The reforms would have brought the nation in line with international standards, and abolished special treatment for multinational companies. However, its recent referendum saw the public reject these changes, with 59.1 per cent of the vote.

Switzerland’s Finance Minister Ueli Maurer has said it means that the country will no longer meet its pledge to get rid of special privileges by 2019.

The defeat, by a significantly larger margin than opinion polls had suggested, could be a big hit to business lobbyists in Switzerland, while important trading partners could also act against the decision.

Mr Maurer and other financial experts are worried that the rejection of corporate tax reforms will mean that companies will no longer look favourably on Switzerland. The move makes the business landscape in the country unclear, and firms may be uneasy about investing in Switzerland in favour of  countries that are more fixed on business taxes.  How the government will compensate for the rejection of its reforms is unclear and, as it could be detrimental for some, firms may instead chose to withdraw from the Swiss market.
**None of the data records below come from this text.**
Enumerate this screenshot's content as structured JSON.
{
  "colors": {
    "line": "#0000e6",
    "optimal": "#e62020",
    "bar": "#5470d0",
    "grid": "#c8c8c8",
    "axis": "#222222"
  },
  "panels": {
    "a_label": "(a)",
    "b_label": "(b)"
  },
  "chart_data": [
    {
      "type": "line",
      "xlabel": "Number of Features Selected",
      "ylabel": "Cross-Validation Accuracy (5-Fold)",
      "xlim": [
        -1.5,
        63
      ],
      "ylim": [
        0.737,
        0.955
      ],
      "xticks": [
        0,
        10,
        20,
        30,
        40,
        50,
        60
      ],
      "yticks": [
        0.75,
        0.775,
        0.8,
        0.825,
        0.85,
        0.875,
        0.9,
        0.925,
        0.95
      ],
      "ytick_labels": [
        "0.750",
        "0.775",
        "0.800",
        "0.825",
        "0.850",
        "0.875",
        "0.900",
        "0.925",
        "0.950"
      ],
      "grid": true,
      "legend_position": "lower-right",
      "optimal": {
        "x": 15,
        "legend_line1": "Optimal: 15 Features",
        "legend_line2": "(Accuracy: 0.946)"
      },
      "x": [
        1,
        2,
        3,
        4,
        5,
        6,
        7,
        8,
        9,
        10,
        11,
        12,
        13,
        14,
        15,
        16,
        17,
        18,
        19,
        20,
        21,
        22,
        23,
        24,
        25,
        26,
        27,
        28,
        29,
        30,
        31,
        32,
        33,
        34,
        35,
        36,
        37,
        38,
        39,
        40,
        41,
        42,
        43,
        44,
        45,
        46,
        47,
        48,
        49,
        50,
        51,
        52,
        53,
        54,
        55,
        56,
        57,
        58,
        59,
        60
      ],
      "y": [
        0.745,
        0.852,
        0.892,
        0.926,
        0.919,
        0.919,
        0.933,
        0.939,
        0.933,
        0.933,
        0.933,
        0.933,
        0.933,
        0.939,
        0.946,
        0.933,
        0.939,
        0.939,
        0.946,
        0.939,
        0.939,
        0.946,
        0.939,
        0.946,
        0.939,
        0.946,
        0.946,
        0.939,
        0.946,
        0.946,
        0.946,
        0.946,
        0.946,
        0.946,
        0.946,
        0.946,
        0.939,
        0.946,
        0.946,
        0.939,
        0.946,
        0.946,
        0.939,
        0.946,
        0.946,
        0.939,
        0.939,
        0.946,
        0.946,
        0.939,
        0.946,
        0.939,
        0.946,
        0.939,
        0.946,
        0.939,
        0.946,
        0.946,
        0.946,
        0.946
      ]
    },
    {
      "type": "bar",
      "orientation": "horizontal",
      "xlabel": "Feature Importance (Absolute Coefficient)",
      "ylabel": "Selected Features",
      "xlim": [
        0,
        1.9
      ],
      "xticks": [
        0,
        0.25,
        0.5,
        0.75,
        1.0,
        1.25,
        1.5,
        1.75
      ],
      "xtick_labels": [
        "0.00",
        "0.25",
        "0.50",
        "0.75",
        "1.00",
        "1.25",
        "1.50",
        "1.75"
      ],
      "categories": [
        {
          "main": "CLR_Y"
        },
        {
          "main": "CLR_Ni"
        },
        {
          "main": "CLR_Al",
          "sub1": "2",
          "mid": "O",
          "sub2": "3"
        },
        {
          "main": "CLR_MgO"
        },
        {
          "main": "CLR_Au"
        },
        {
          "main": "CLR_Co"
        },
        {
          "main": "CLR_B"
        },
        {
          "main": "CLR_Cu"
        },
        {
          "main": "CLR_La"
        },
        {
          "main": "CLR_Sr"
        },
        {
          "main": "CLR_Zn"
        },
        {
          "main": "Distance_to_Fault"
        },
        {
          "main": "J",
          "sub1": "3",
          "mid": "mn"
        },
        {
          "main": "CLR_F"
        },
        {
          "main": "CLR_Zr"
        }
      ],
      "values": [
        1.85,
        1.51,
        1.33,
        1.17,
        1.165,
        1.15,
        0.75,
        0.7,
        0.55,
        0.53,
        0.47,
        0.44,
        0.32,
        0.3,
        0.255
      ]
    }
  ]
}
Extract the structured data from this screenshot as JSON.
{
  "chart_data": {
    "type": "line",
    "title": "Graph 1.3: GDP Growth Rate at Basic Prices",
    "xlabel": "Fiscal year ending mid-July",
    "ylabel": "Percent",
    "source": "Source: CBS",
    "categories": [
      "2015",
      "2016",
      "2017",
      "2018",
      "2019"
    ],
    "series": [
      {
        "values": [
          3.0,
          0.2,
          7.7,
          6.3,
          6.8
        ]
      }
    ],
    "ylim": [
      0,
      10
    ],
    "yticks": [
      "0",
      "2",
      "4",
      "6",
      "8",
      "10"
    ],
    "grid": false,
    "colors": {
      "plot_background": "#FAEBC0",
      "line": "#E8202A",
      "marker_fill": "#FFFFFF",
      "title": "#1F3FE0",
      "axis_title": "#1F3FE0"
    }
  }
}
The referendum was triggered after the country came under great pressure from other nations to get rid of its special tax breaks for multinationals, which make it a haven for many large companies.

Switzerland could reduce tax rates for firms across the board, but the public may be concerned that this would strain the country's finances and increase the burden on taxpayers. The vote now puts one of the world's most affluent countries in a delicate position, as immigration quotas are already straining its relationship with the EU.

‘There’s the danger that Switzerland disappears somewhat from the radar of international companies’, Mr Maurer told the press after the vote result was announced. He added that the shortfalls in tax revenue were a real danger and there was the risk of jobs being moved away from Switzerland.

It's now up to the Swiss government to come up with a new way to keep the country competitive, but make sure it still meets international standards. This process could take years and, in the meantime, other countries may change their tax policies to ensure they are a competitive place to do business.

The UK has recently announced a corporation tax cut to take it down to 19 per cent, while President Trump proposed reducing the business levy from 35 per cent to just 15 per cent. In this climate, Switzerland must come up with an attractive corporation tax system quickly – one that doesn't significantly favour multinationals – if it wants to give companies stability for the future.